Roman autobiographique - 375 pages
Editions Christian Bourgois - août 2021
Carmen est une jeune écrivaine lorsqu'elle croise dans sa vie son grand amour, une femme déterminée, sensuelle, passionnée. Dans les Etats-Unis des années 2000, elles vivent leur amour avec le bonheur d'être à deux et l'anxiété encore sous-jacente en des lieux moins sûrs. Son amoureuse n'est pas toujours auprès d'elle, leurs activités les séparent de plusieurs états. Mais assez vite, leur relation devient assez toxique, Carmen étant terrorisée par les accès de jalousie, de colère de sa copine, qui tarde également à se séparer de Val avec qui elle entretient une relation en parallèle. Jour après jour, l'espoir d'une stabilisation de leur relation s'amenuise...

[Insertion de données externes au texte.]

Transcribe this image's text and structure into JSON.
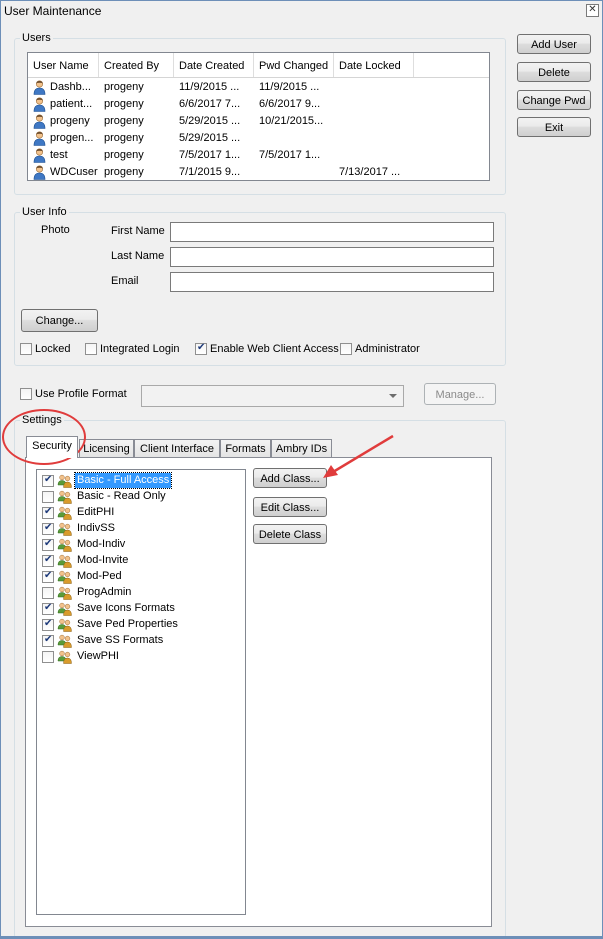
{
  "window": {
    "title": "User Maintenance",
    "close_glyph": "✕"
  },
  "buttons": {
    "add_user": "Add User",
    "delete": "Delete",
    "change_pwd": "Change Pwd",
    "exit": "Exit"
  },
  "users": {
    "group_label": "Users",
    "columns": [
      "User Name",
      "Created By",
      "Date Created",
      "Pwd Changed",
      "Date Locked"
    ],
    "rows": [
      {
        "name": "Dashb...",
        "created_by": "progeny",
        "date_created": "11/9/2015 ...",
        "pwd_changed": "11/9/2015 ...",
        "date_locked": ""
      },
      {
        "name": "patient...",
        "created_by": "progeny",
        "date_created": "6/6/2017 7...",
        "pwd_changed": "6/6/2017 9...",
        "date_locked": ""
      },
      {
        "name": "progeny",
        "created_by": "progeny",
        "date_created": "5/29/2015 ...",
        "pwd_changed": "10/21/2015...",
        "date_locked": ""
      },
      {
        "name": "progen...",
        "created_by": "progeny",
        "date_created": "5/29/2015 ...",
        "pwd_changed": "",
        "date_locked": ""
      },
      {
        "name": "test",
        "created_by": "progeny",
        "date_created": "7/5/2017 1...",
        "pwd_changed": "7/5/2017 1...",
        "date_locked": ""
      },
      {
        "name": "WDCuser",
        "created_by": "progeny",
        "date_created": "7/1/2015 9...",
        "pwd_changed": "",
        "date_locked": "7/13/2017 ..."
      }
    ]
  },
  "user_info": {
    "group_label": "User Info",
    "photo_label": "Photo",
    "first_name_label": "First Name",
    "last_name_label": "Last Name",
    "email_label": "Email",
    "first_name_value": "",
    "last_name_value": "",
    "email_value": "",
    "change_button": "Change...",
    "locked_label": "Locked",
    "integrated_login_label": "Integrated Login",
    "web_access_label": "Enable Web Client Access",
    "administrator_label": "Administrator",
    "locked": false,
    "integrated_login": false,
    "web_access": true,
    "administrator": false
  },
  "profile": {
    "use_profile_format_label": "Use Profile Format",
    "use_profile_format": false,
    "selected_format": "",
    "manage_button": "Manage..."
  },
  "settings": {
    "group_label": "Settings",
    "tabs": [
      "Security",
      "Licensing",
      "Client Interface",
      "Formats",
      "Ambry IDs"
    ],
    "active_tab": "Security",
    "class_buttons": {
      "add": "Add Class...",
      "edit": "Edit Class...",
      "delete": "Delete Class"
    },
    "classes": [
      {
        "label": "Basic - Full Access",
        "checked": true,
        "selected": true
      },
      {
        "label": "Basic - Read Only",
        "checked": false,
        "selected": false
      },
      {
        "label": "EditPHI",
        "checked": true,
        "selected": false
      },
      {
        "label": "IndivSS",
        "checked": true,
        "selected": false
      },
      {
        "label": "Mod-Indiv",
        "checked": true,
        "selected": false
      },
      {
        "label": "Mod-Invite",
        "checked": true,
        "selected": false
      },
      {
        "label": "Mod-Ped",
        "checked": true,
        "selected": false
      },
      {
        "label": "ProgAdmin",
        "checked": false,
        "selected": false
      },
      {
        "label": "Save Icons Formats",
        "checked": true,
        "selected": false
      },
      {
        "label": "Save Ped Properties",
        "checked": true,
        "selected": false
      },
      {
        "label": "Save SS Formats",
        "checked": true,
        "selected": false
      },
      {
        "label": "ViewPHI",
        "checked": false,
        "selected": false
      }
    ]
  },
  "colors": {
    "annotation": "#e03c3c",
    "selection": "#3399ff"
  }
}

Dans la maison rêvée est un livre très personnel, des mémoires écrites pour mettre en lumière ce qui se tait, ce que l'on ne sait pas concevoir : les violences conjugales dans les couples lesbiens. Aux Etats-Unis, où seule la violence physique serait pénalement reconnue, les souffrances liées à l'enfermement psychique, à la terreur passionnelle, aux jalousies maladives, aux perversions narcissiques, restent tues.
Extrait :
""T'étais passée où, putain ?"
Tu lui racontes que tu as rencontré aux toilettes cette femme qui s'est ouverte à toi, que tu ne pouvais pas lui écrire parce que tu ne voulais pas l'interrompre. Tu te dis que tes explications désamorceront sa colère - tu penses même qu'elle va s'excuser - mais, contre toute attente, elles la rendent folle de rage. Elle continue de marteler le tableau de bord. "T'es qu'une foutue petite conne égoïste, comment oses-tu sortir du bâtiment sans prévenir ?" Chaque fois que tu mentionnes la femme, elle crie de plus belle. Tu te gares à quelques rues de chez vous.
"Ne me parle pas sur ce ton", dis-tu. Puis, sous le choc, tu fonds en larmes. "Je devais prendre une décision, et je pense vraiment avoir fait le bon choix."
Elle détache sa ceinture de sécurité et se penche à ton oreille. "T'avise pas d'écrire là-dessus. Je te l'interdis. Tu m'as bien comprise ?"
Tu ignores si elle parle de la femme ou d'elle, mais tu hoches la tête.
La peur nous pousse tous au mensonge."
Sur la forme, le récit est atypique De courts chapitres tous intitulés "La Maison rêvée à la manière de..." ("...à la manière d'un very bad trip", "...à la manière d'un décor", "...à la manière d'une hypocondrie"...) enchaînent les souvenirs du récit mais aussi les références cinématographiques et littéraires - que je suis loin d'avoir maîtrisées. L'autrice s'autorise même des passages dont nous serions les héros. Carmen Maria Machado s'évertue à trouver tous les prémices des premiers récits de violences homosexuelles et à les mettre en lumière selon les regards portés par l'extérieur (hétérosexuel) ou l'intérieur (du monde queer). L'autrice réussit assez bien à décrire par ses réactions ou ses non réactions, par ses pensées, les mécanismes de cette peur toute enveloppée d'amour, cette terreur sourde qu'on ne veut pas admettre par crainte aussi de s'avouer un échec, de révéler l'imperfection d'un type de relation rêvée, d'une vie voulue dans la maison rêvée, d'une désillusion amoureuse et presque sociale...
Un livre intéressant que j'ai pourtant eu un peu de mal à lire.